O Tribunal Regional Federal da 1ª Região acatou parecer do Ministério Público Federal (MPF) e condenou o ex-deputado federal Amarildo Martins da Silva (PSC), conhecido como pastor Amarildo, os empresários Darci e Luiz Vedoin, além do prefeito de Porto Alegre do Tocantins, Adeljon Nepomuceno de Carvalho, por improbidade administrativa, devido à participação no esquema conhecido como Máfia das Sanguessugas.

A máfia das sanguessugas envolvia grupos de empresários, políticos e servidores públicos que atuavam em diversos Estados fraudando licitações de compras de unidades móveis de saúde. No julgamento, a 4ª Turma entendeu que os acusados atuaram para fraudar uma licitação no município. O procedimento licitatório foi realizado em decorrência de convênio firmado em 2002 entre a prefeitura e o Ministério da Saúde, no valor de R$ 80 mil, para a aquisição de uma unidade móvel.

Segundo investigações realizadas por MPF e Polícia Federal, os empresários negociaram a aprovação de uma emenda com ex-deputado, que teria acertado com o prefeito a contratação da Klass Comércio e Representações, pertencente ao grupo de empresas da família Vedoin.
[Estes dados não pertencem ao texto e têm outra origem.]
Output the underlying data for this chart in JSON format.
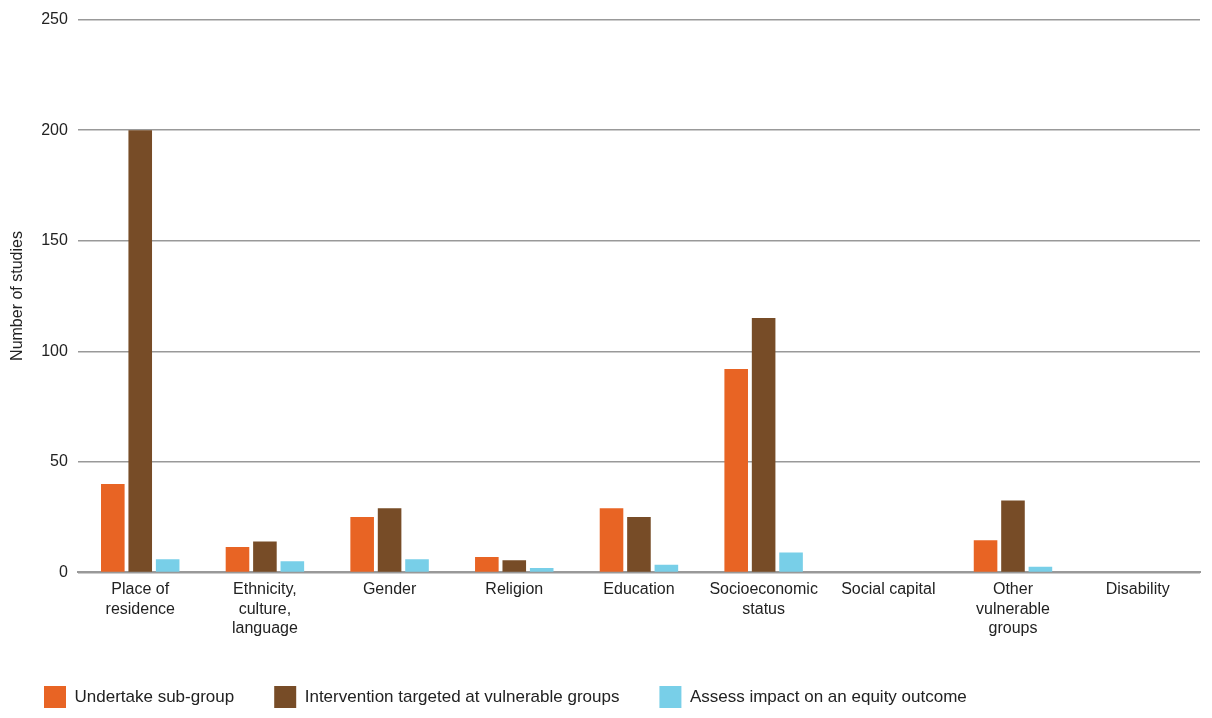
{
  "chart_data": {
    "type": "bar",
    "ylabel": "Number of studies",
    "categories": [
      "Place of residence",
      "Ethnicity, culture, language",
      "Gender",
      "Religion",
      "Education",
      "Socioeconomic status",
      "Social capital",
      "Other vulnerable groups",
      "Disability"
    ],
    "series": [
      {
        "name": "Undertake sub-group",
        "color": "#e86424",
        "values": [
          40,
          11.5,
          25,
          7,
          29,
          92,
          0,
          14.5,
          0
        ]
      },
      {
        "name": "Intervention targeted at vulnerable groups",
        "color": "#774c27",
        "values": [
          200,
          14,
          29,
          5.5,
          25,
          115,
          0,
          32.5,
          0
        ]
      },
      {
        "name": "Assess impact on an equity outcome",
        "color": "#78cfe8",
        "values": [
          6,
          5,
          6,
          2,
          3.5,
          9,
          0,
          2.5,
          0
        ]
      }
    ],
    "ylim": [
      0,
      250
    ],
    "yticks": [
      0,
      50,
      100,
      150,
      200,
      250
    ],
    "grid": "y",
    "legend": "bottom left"
  }
}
Além disso, relatório final da Comissão Parlamentar Mista de Inquérito (CPMI) das Ambulâncias comprovou depósitos feitos por Luiz Vedoin à pessoa indicada pelo pastor Amarildo, de acordo com o MPF. Os réus podem recorrer da decisão ao Superior Tribunal de Justiça (STJ) e ao Supremo Tribunal Federal (STF).